The narrative shifts among the main characters with the exception of Freya, which adds to her appeal and perceived perfection. However, what hides behind her celestial exterior is a dangerous darkness—Harding’s character development is nothing short of flawless. In this novel, Harding expertly builds tension and resentment through venomous relationships. Prepare to be shocked and consumed. This is an absolute must-read for the summer!
Scroll to read Erin Catto’s exclusive interview with Robyn Harding about The Swap.
A rave review from @globeandmail
"Steamy sex, obsession, partner swapping – this one has it all." AND "This book is like watching Succession."
(Succession guys! My fave!)
Congrats to @ajdevlinauthor @CEMcKenzie1 @MeganLMiranda @lucyfoleytweets https://t.co/PuL7xfeVSI pic.twitter.com/odPLw7Pd9X
— Robyn Harding (@rhardingwriter) June 12, 2020
EC: Which character was most challenging to write?
RH: Low was the most challenging to write, but also the most fun. She’s so odd and dark and creepy – but I love her. I’m a huge fan of Zoe Heller’s novel Notes on a Scandal. Low is the teen version of Barbara Covett (played by Dame Judy Dench in the movie).
EC: How did you choose which character’s perspective to write from? Did you consciously leave out Freya’s?
RH: I’m a big fan of writing (and reading) multiple points of view. I chose the POVs in The Swap organically (I wasn’t originally going to include the men), but I purposely left out Freya’s perspective. I felt that she would be most fascinating viewed through the eyes of the other characters who alternately adore and despise her.
EC: The themes of this book—toxic relationships, desire, and the impact of social media—are all relatable, yet your take on them was exciting and fresh. How hard was it to come up with the themes and where did you draw inspiration from?
RH: I write about topics that fascinate me: complicated female friendships, envy, social media celebrity, sex, obsession… And I’ve recently heard about a lot of people having open relationships and practicing polyamory. It got me wondering: How would that really work? Or more appropriately (for a suspense novel): How would that not work?
EC: Describe your writing space and what your process looks like.
RH: I have an office/spare room where I do my writing. One wall is painted a pale lemon colour because yellow is supposed to stimulate creativity. I work at an adjustable desk so I can alternately sit and stand.
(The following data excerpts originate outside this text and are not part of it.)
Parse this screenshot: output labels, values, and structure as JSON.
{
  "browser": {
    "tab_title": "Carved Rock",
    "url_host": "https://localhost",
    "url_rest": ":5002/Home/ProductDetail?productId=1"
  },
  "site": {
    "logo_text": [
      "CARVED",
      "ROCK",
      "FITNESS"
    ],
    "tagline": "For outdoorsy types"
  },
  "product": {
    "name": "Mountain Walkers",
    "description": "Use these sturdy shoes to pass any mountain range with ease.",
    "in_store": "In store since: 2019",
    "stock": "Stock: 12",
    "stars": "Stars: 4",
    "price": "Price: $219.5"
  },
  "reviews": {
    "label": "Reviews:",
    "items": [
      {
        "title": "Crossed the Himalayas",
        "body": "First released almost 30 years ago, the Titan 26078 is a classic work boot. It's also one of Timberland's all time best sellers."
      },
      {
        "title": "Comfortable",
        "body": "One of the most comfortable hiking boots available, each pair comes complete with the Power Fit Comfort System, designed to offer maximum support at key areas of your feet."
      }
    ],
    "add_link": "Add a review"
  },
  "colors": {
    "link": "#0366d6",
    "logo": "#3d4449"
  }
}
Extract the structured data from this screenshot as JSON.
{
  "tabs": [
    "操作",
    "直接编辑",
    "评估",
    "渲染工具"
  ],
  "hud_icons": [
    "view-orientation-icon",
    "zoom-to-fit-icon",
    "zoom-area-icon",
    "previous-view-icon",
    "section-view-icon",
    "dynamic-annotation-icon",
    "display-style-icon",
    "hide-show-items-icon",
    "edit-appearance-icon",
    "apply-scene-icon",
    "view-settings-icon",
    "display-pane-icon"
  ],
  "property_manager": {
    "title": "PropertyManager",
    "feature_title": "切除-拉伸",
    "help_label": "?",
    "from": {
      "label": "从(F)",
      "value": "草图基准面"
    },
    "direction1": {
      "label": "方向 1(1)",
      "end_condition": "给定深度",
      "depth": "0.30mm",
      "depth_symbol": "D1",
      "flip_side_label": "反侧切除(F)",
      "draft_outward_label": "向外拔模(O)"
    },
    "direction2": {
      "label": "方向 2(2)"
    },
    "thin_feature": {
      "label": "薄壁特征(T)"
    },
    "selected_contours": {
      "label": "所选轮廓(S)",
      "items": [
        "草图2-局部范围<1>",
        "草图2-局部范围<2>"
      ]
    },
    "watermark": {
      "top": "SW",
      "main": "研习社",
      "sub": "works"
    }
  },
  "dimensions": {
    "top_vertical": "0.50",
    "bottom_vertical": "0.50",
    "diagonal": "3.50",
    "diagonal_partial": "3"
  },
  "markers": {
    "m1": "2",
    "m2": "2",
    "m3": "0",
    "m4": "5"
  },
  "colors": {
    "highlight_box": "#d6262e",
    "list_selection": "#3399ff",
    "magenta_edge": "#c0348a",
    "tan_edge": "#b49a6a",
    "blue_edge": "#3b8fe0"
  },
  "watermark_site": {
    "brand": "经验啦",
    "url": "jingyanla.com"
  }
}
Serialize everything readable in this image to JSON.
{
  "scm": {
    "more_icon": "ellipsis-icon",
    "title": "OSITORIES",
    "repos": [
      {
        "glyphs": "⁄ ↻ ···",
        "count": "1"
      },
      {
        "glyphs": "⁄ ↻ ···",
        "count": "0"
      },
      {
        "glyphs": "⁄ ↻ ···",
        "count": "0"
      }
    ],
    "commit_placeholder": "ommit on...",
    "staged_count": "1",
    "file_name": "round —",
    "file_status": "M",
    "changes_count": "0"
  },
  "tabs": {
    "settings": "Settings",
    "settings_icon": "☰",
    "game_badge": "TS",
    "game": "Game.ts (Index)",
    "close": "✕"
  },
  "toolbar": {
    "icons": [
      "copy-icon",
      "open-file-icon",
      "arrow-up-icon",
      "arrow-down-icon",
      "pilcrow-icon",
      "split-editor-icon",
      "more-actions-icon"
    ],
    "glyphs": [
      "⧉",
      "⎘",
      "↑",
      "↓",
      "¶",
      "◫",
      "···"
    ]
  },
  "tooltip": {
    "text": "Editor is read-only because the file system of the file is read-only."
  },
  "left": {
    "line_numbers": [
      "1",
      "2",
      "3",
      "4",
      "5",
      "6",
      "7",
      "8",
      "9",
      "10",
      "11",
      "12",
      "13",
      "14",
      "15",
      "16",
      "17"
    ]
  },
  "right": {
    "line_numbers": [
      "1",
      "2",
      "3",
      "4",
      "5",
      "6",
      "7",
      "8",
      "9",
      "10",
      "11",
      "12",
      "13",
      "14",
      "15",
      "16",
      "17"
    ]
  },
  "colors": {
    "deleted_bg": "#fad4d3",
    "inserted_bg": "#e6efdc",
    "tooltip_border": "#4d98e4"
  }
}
EC: Are you a pantser or plotter?
RH: I’m a combination of plotter and pantser; a “plantser” as Karma Brown calls it. Using screenplay structure, I lay out a rough framework and then I write toward the major plot points. But I don’t outline in great detail.
EC: How did you select the names for your characters? I thought Freya’s Instagram handle was very clever!
RH: Thank you! Naming characters can be challenging. A couple of years ago I went to Iceland and that trip inspired the name Freya. Sometimes, I scroll through social media to see if a name pops out at me. I try to make the names age appropriate – I wouldn’t name a teenager Dorothy or call a boomer Brittany.
EC: If you could tell your younger self something about writing and becoming an author, what would it be?
RH: I’d tell myself that being an author is not a career with a smooth trajectory. It’s a rollercoaster of ups and downs and you have to be willing to adapt, change, and grow. I’d tell myself that some people won’t like my work and that’s okay. Just focus on the part you love – the writing.
EC: What are you working on now?
RH: I’m just starting a new book about a family that is being harassed by a gang of faceless teens. The family members all profess their innocence and deny any knowledge of why they’re being assaulted, but each of them has a dark secret. And one of them has brought this attack upon their home.